In Focus

‘Occupation’ is not synonymous with ‘possession’

By Gajanan Khergamker

Possession is a substantive right or interest that exists and has legal interest and advantages apart from the true owner’s title and where a person has, in his own right, and not merely as representative of another, such control over immovable property as to be able to exclude others from it and has the intention of exercising such power of exclusion. Such a person can be said to be in possession of it.
Occupation and possession are not synonyms. Possession means the physical possibility of a person in dealing with a property he likes and not physical possession, occupation coupled with animus possidendi i.e. the mental act of holding the subject of possession to the exclusion of the others, constitutes legal possession.

Issues like whether or not, the act of the possession is on behalf of the legal owner or in opposition to his title are those matters which can be inferred and not proved orally by any witness.

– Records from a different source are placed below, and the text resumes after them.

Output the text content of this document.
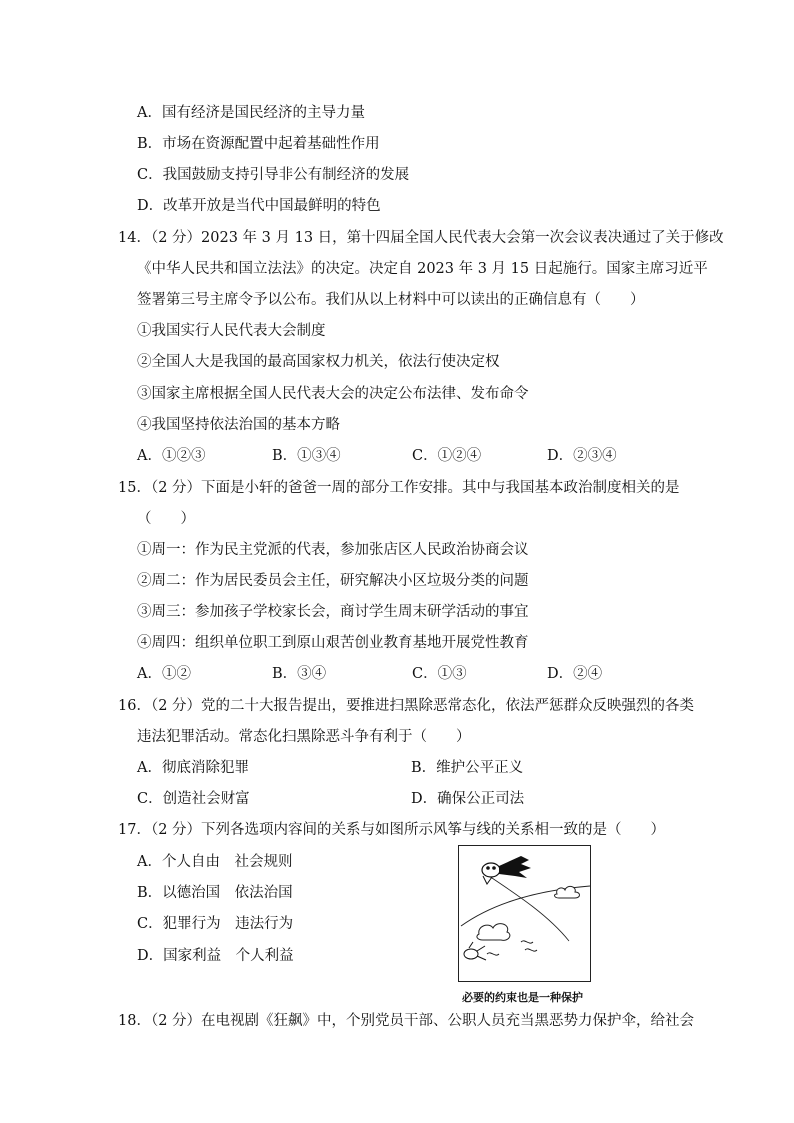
A．国有经济是国民经济的主导力量
B．市场在资源配置中起着基础性作用
C．我国鼓励支持引导非公有制经济的发展
D．改革开放是当代中国最鲜明的特色
14．（2 分）2023 年 3 月 13 日，第十四届全国人民代表大会第一次会议表决通过了关于修改
《中华人民共和国立法法》的决定。决定自 2023 年 3 月 15 日起施行。国家主席习近平
签署第三号主席令予以公布。我们从以上材料中可以读出的正确信息有（　　）
①我国实行人民代表大会制度
②全国人大是我国的最高国家权力机关，依法行使决定权
③国家主席根据全国人民代表大会的决定公布法律、发布命令
④我国坚持依法治国的基本方略
A．①②③	B．①③④	C．①②④	D．②③④
15．（2 分）下面是小轩的爸爸一周的部分工作安排。其中与我国基本政治制度相关的是
（　　）
①周一：作为民主党派的代表，参加张店区人民政治协商会议
②周二：作为居民委员会主任，研究解决小区垃圾分类的问题
③周三：参加孩子学校家长会，商讨学生周末研学活动的事宜
④周四：组织单位职工到原山艰苦创业教育基地开展党性教育
A．①②	B．③④	C．①③	D．②④
16．（2 分）党的二十大报告提出，要推进扫黑除恶常态化，依法严惩群众反映强烈的各类
违法犯罪活动。常态化扫黑除恶斗争有利于（　　）
A．彻底消除犯罪	B．维护公平正义
C．创造社会财富	D．确保公正司法
17．（2 分）下列各选项内容间的关系与如图所示风筝与线的关系相一致的是（　　）
A．个人自由　社会规则
B．以德治国　依法治国
C．犯罪行为　违法行为
D．国家利益　个人利益
必要的约束也是一种保护
18．（2 分）在电视剧《狂飙》中，个别党员干部、公职人员充当黑恶势力保护伞，给社会
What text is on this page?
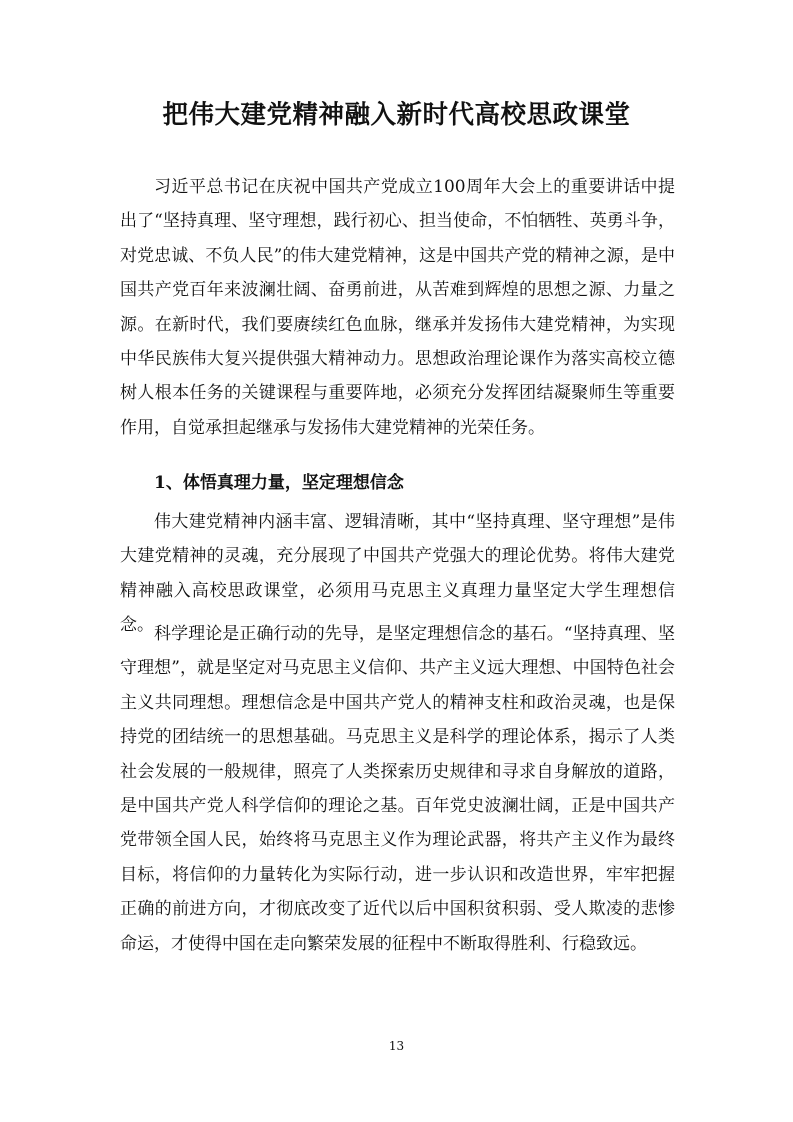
把伟大建党精神融入新时代高校思政课堂

习近平总书记在庆祝中国共产党成立100周年大会上的重要讲话中提出了“坚持真理、坚守理想，践行初心、担当使命，不怕牺牲、英勇斗争，对党忠诚、不负人民”的伟大建党精神，这是中国共产党的精神之源，是中国共产党百年来波澜壮阔、奋勇前进，从苦难到辉煌的思想之源、力量之源。在新时代，我们要赓续红色血脉，继承并发扬伟大建党精神，为实现中华民族伟大复兴提供强大精神动力。思想政治理论课作为落实高校立德树人根本任务的关键课程与重要阵地，必须充分发挥团结凝聚师生等重要作用，自觉承担起继承与发扬伟大建党精神的光荣任务。

1、体悟真理力量，坚定理想信念

伟大建党精神内涵丰富、逻辑清晰，其中“坚持真理、坚守理想”是伟大建党精神的灵魂，充分展现了中国共产党强大的理论优势。将伟大建党精神融入高校思政课堂，必须用马克思主义真理力量坚定大学生理想信念。 科学理论是正确行动的先导，是坚定理想信念的基石。“坚持真理、坚守理想”，就是坚定对马克思主义信仰、共产主义远大理想、中国特色社会主义共同理想。理想信念是中国共产党人的精神支柱和政治灵魂，也是保持党的团结统一的思想基础。马克思主义是科学的理论体系，揭示了人类社会发展的一般规律，照亮了人类探索历史规律和寻求自身解放的道路，是中国共产党人科学信仰的理论之基。百年党史波澜壮阔，正是中国共产党带领全国人民，始终将马克思主义作为理论武器，将共产主义作为最终目标，将信仰的力量转化为实际行动，进一步认识和改造世界，牢牢把握正确的前进方向，才彻底改变了近代以后中国积贫积弱、受人欺凌的悲惨命运，才使得中国在走向繁荣发展的征程中不断取得胜利、行稳致远。

13
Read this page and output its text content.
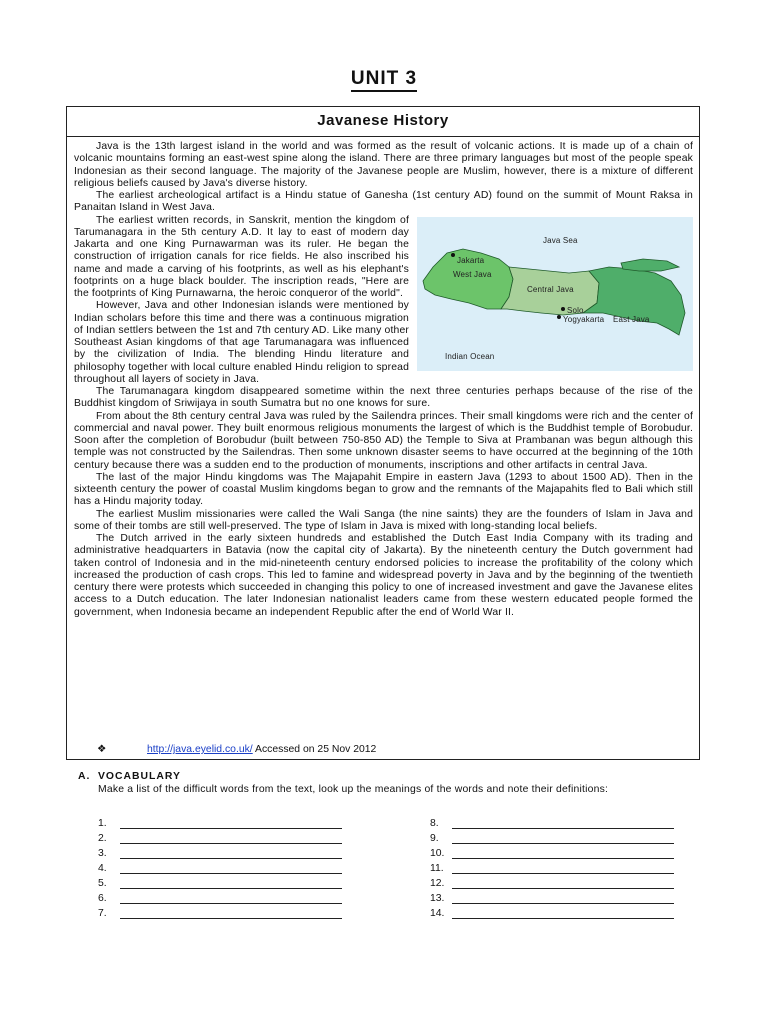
UNIT 3
Javanese History

Java is the 13th largest island in the world and was formed as the result of volcanic actions. It is made up of a chain of volcanic mountains forming an east-west spine along the island. There are three primary languages but most of the people speak Indonesian as their second language. The majority of the Javanese people are Muslim, however, there is a mixture of different religious beliefs caused by Java's diverse history.

The earliest archeological artifact is a Hindu statue of Ganesha (1st century AD) found on the summit of Mount Raksa in Panaitan Island in West Java.

Java Sea
Jakarta
West Java
Central Java
Solo
Yogyakarta East Java
Indian Ocean

The earliest written records, in Sanskrit, mention the kingdom of Tarumanagara in the 5th century A.D. It lay to east of modern day Jakarta and one King Purnawarman was its ruler. He began the construction of irrigation canals for rice fields. He also inscribed his name and made a carving of his footprints, as well as his elephant's footprints on a huge black boulder. The inscription reads, "Here are the footprints of King Purnawarna, the heroic conqueror of the world".

However, Java and other Indonesian islands were mentioned by Indian scholars before this time and there was a continuous migration of Indian settlers between the 1st and 7th century AD. Like many other Southeast Asian kingdoms of that age Tarumanagara was influenced by the civilization of India. The blending Hindu literature and philosophy together with local culture enabled Hindu religion to spread throughout all layers of society in Java.

The Tarumanagara kingdom disappeared sometime within the next three centuries perhaps because of the rise of the Buddhist kingdom of Sriwijaya in south Sumatra but no one knows for sure.

From about the 8th century central Java was ruled by the Sailendra princes. Their small kingdoms were rich and the center of commercial and naval power. They built enormous religious monuments the largest of which is the Buddhist temple of Borobudur. Soon after the completion of Borobudur (built between 750-850 AD) the Temple to Siva at Prambanan was begun although this temple was not constructed by the Sailendras. Then some unknown disaster seems to have occurred at the beginning of the 10th century because there was a sudden end to the production of monuments, inscriptions and other artifacts in central Java.

The last of the major Hindu kingdoms was The Majapahit Empire in eastern Java (1293 to about 1500 AD). Then in the sixteenth century the power of coastal Muslim kingdoms began to grow and the remnants of the Majapahits fled to Bali which still has a Hindu majority today.

The earliest Muslim missionaries were called the Wali Sanga (the nine saints) they are the founders of Islam in Java and some of their tombs are still well-preserved. The type of Islam in Java is mixed with long-standing local beliefs.

The Dutch arrived in the early sixteen hundreds and established the Dutch East India Company with its trading and administrative headquarters in Batavia (now the capital city of Jakarta). By the nineteenth century the Dutch government had taken control of Indonesia and in the mid-nineteenth century endorsed policies to increase the profitability of the colony which increased the production of cash crops. This led to famine and widespread poverty in Java and by the beginning of the twentieth century there were protests which succeeded in changing this policy to one of increased investment and gave the Javanese elites access to a Dutch education. The later Indonesian nationalist leaders came from these western educated people formed the government, when Indonesia became an independent Republic after the end of World War II.

❖	http://java.eyelid.co.uk/ Accessed on 25 Nov 2012
A. VOCABULARY
Make a list of the difficult words from the text, look up the meanings of the words and note their definitions:
1.
2.
3.
4.
5.
6.
7.
8.
9.
10.
11.
12.
13.
14.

The nature of possession and the continuance must depend upon the character and condition of the land in question.

The word ‘possession’ means holding of such possession, animus possidendi means, the intention to exclude other persons, the word ‘occupy’ has to be given a meaning so as to hold that the tenant is actually using the premises and not mere physical presence or possession. Apart from the authority, in principle, possession in fact required not merely an “animus possidendi” but a “corpus possessionis” viz. some visible state of affairs in which the animus possidendi finds expression.

Legal position as regards, occupation and possession, assumes greater importance in Rent Control Laws. The word ‘occupy’ is not synonymous with legal possession in technical sense. It means actual possession of the tenanted building or use thereof for the purpose for which it is let out. If the building is let out for residential purpose and the tenant is shown to be continuously absent from the building for six months, the court may presume that he has ceased to occupy the building or abandoned it.

If the building is let out for business or commercial purpose, complete cessation of the business/commercial activity may give rise to a presumption that the tenant has ceased to occupy the premises. In either case, legal possession of the building by the tenant will, by itself, be not sufficient for refusing an order of eviction unless the tenant proves that there was reasonable cause for his having ceased to occupy the building.

The Honorable Apex Court, in Ram Dass v. Davinder, highlighted the distinction between the terms “possession” and “occupy” in the context of Rent Control Legislation in the following words: “The term ‘possession’ and ‘occupy’ are in common parlance used inter-changeably. However, in law, possession over a property may amount to holding it as an owner but to occupy is to keep possession of by being present in it.

Rent-control legislations are the outcome of paucity of accommodations. Most of the rent control legislation, in force in different states, expect the tenant to occupy the tenancy premises. If he himself ceases to occupy and parts with possession in favour of someone else, it provides a ground for eviction.

Similarly, some legislations provide it as a ground of eviction if the tenant has just ceased to occupy the tenancy premises though he may have continued to retain possession thereof… consistently with what has been mutually agreed upon, the tenant is expected to make useful use of property and subject the tenancy premises to any permissible and useful activity by actually being there.

To the landlord’s plea of the tenant having ceased to occupy the premises it is no answer that the tenant has a right to possess the tenancy premises and he and continued in juridical possession thereof. The act protects the tenant from eviction and enacts specifically the grounds on the availability whereof the tenant may be directed to be evicted. It is for the landlord to make out a ground for eviction. The burden of proof lies on him.

However, the onus keeps shifting. Once the landlord has been able to show that the tenancy premises were not being used for the purpose for which they were let out and the tenant has discontinued such activities in the tenancy premises as would have required the tenant’s actually being in the premises, the ground for eviction is made out.

The availability of a reasonable cause for ceasing to occupy the premises would obviously be within the knowledge and, at times, within the exclusive knowledge of the tenant. Once the premises have been shown by evidence to be not in occupation of the tenant, the pleading of the landlord that such non-user is without reasonable cause has the effect of putting the tenant on notice to plead and prove the availability of reasonable cause for ceasing to occupy the tenancy premises.”